Coronavirus: a crisis for asset finance operations or a catalyst for technological change?

by Brendan Gleeson

Brendan joined White Clarke Group in 2001. With over 25 years’ experience in the financial services sector, including several board level appointments, Brendan’s expertise is in creating and delivering strategic change initiatives. Under his leadership, the business has grown to become a global force in the auto and asset finance industry.



Business leaders have largely embraced the rapid introduction of home working and digital processes as an inevitable necessity. Though the global lockdown has rapidly accelerated trends in digitalisation, seeing many asset finance businesses moving their operations entirely online in a contracted timescale, the direction of these developments is not a new concept for the industry.

As a result, the past three months of Zoom, Teams, and Slack meetings, shopping exclusively online, and a new appreciation for IT infrastructure staff, have defined a new – though not unexpected –future for how businesses will operate, long after office doors reopen.

In many cases, the enablement of remote working has required extensive staff support and guidance, the implementation of a range of new tools, and the assessment of policies and procedures for managing sensitive customer data. Despite this, digitalisation was becoming increasingly essential to maintaining the flow of finance prior to the Coronavirus outbreak, with its role already crucial in various aspects of everyday business, from customer communications to fast finance decisions.

With acceleration, however, asset finance businesses are experiencing a more prevalent focus on developing or enhancing self-service options to meet customer expectations. Both internally and externally, the disruption of business has prompted a tidal wave of enquiries, with asset finance in particular dealing with new customer requests to postpone payments, discuss arrears or resolve issues in sourcing new funds under government-backed schemes.

To expedite responsiveness to these queries, chatbots and artificial intelligence-driven services are seeing greater interest as a means of fast, convenient support. Meanwhile, other technologies such as e-Signing, e-Identification and document imaging services with built-in consumer notifications have seen a surge in uptake as a secure, straightforward means of speeding up administrative processes.

Where there are challenges in using digital methods or AI to handle customer service, complex queries can now be transferred to a workforce less burdened by everyday administration and paperwork. Though the immediate effect of such technology is to resolve straightforward issues swiftly, it also allows companies to provide high-level personnel support to customers who prefer not to use digital channels or where automated services aren’t appropriate for the complexity of the query.

On the other hand, the Coronavirus outbreak has also prompted the need to assess potential compromises to traditional business strategies, particularly when it comes to risk.

For example, customers that entered the pandemic with a strong credit record may be in a very different position now, after three months of lockdown, as pay cuts and the looming threat of sudden redundancy remains a real concern for many. The risk of fraud in requests for forbearance or new finance is something to consider alongside helping customers who are experiencing genuine financial struggles. Payment deferrals have become standard across several industries in recent weeks; it remains to be seen what impact this will have on the market and consumer expectations in the months ahead.

In a recent seminar on the topic of operations and forbearance held by the International Asset Finance Network, Mel Chell, Partner at Shoosmiths LLP, commented that ongoing communication with consumers would be a vital element of lenders’ survival through this period.

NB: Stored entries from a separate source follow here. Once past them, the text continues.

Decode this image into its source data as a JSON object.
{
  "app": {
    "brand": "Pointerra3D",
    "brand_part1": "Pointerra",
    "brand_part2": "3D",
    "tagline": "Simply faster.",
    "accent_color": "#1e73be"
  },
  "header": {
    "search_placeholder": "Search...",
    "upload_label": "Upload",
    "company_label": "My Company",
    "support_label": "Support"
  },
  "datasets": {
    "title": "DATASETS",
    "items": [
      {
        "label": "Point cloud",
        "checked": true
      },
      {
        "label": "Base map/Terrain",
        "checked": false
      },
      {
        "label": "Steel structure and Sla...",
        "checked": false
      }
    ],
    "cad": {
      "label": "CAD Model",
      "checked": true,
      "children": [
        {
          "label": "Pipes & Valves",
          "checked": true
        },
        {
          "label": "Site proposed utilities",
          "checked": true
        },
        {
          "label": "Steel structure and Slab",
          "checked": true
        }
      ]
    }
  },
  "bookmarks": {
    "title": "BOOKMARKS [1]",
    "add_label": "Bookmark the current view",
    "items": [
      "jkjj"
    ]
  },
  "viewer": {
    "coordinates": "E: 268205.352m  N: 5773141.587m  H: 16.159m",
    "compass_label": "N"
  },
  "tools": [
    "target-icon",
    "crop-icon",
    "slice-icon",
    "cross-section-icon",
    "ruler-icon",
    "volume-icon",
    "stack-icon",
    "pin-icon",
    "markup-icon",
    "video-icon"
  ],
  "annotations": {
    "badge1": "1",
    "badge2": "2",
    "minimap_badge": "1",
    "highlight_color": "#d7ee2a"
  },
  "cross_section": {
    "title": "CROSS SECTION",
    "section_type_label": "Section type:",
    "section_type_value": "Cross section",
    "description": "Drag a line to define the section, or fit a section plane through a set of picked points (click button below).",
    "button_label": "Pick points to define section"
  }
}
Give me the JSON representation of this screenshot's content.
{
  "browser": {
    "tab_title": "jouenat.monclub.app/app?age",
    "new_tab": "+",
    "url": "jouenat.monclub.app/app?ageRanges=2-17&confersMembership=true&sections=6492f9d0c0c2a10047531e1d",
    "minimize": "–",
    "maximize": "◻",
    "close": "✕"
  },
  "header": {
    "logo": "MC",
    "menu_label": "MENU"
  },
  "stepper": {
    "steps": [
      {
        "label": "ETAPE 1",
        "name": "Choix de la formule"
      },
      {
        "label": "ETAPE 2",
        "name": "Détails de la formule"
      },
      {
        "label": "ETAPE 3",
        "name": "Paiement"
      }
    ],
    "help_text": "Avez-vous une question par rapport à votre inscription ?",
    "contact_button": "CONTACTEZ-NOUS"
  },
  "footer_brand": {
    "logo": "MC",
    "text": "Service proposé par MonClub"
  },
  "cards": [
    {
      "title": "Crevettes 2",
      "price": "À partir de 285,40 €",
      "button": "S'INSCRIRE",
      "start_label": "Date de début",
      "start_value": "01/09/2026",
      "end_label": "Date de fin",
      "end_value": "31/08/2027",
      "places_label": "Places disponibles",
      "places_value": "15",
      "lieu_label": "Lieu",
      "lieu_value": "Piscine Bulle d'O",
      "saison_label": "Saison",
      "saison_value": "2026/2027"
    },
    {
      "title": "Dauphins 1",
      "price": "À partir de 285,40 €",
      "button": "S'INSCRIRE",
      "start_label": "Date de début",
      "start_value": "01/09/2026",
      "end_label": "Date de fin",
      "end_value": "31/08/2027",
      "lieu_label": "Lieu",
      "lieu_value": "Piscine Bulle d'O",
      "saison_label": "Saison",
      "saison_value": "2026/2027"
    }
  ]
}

Chell explains that without this vital contact, businesses may have trouble getting in touch with consumers after payment deferrals and will need a strategy in place to communicate how and when payments are to be resumed. Lenders will have to consider a “long game” of wider mandates, concessionary options and communication strategies to offer their customers sensible decisions regarding contracts – particularly regarding options around contract termination, such as voluntary recovery, and the effect of payment deferral on future payments.

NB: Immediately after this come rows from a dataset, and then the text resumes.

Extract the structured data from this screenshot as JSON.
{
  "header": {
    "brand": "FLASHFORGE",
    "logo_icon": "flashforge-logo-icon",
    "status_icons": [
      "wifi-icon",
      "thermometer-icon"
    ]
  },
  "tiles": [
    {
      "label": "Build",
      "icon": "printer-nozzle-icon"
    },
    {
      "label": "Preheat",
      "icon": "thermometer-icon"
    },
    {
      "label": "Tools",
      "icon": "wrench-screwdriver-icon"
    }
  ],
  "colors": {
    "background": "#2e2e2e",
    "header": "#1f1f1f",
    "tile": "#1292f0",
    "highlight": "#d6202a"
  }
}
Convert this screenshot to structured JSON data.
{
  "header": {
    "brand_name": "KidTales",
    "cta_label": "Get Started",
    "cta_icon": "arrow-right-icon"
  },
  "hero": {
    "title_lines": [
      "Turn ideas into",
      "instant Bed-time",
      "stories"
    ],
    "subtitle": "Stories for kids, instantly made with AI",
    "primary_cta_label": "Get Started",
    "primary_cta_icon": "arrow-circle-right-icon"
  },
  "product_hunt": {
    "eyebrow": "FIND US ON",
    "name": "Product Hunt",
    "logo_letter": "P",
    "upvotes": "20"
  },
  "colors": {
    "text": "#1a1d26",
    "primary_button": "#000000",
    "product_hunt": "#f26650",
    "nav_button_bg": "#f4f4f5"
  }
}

Furthermore, the ability to use data and analytics within the lending industry is increasingly under the microscope; the way lenders use this information on a real-time basis in response to these new issues will be critical to success. Embracing new technology services, such as open banking, enables a constant assessment of risk and, crucially, can facilitate anticipating customer needs proactively rather than reactively as they arise.

With the current situation remaining so dynamic, technology that provides a comprehensive means of gathering and managing data will be vital to obtaining the insights needed to adapt. Lenders must ensure they have measures in place to pre-empt evolving customer requirements, and both the technical and operational flexibility to accept a compromise of current standards if business is to remain sustainable and profitable.

Although much of the focus of a data-centric outlook is on achieving enhanced levels of customer service to retain business and minimise risks, the success of digitalisation projects and technology investments often reduces costs in the long run – a bonus at present given the precarious position of the global economy.

To conclude, customer concerns over the loss of jobs and public health, as well as the forecasted imminent global recession, are likely to cull the number of new deals made throughout the remainder of 2020 and in the months to come. Competition will be fierce and, from a consumer perspective, decisions are more likely to be cost-led, particularly in the sub-prime space. 

The ability to marry historical data with new factors will be a critical element of strategies for reaching out to customers that are currently struggling before they become delinquent. New technologies and robust contract management systems in place will mark the businesses best equipped to navigate the crisis.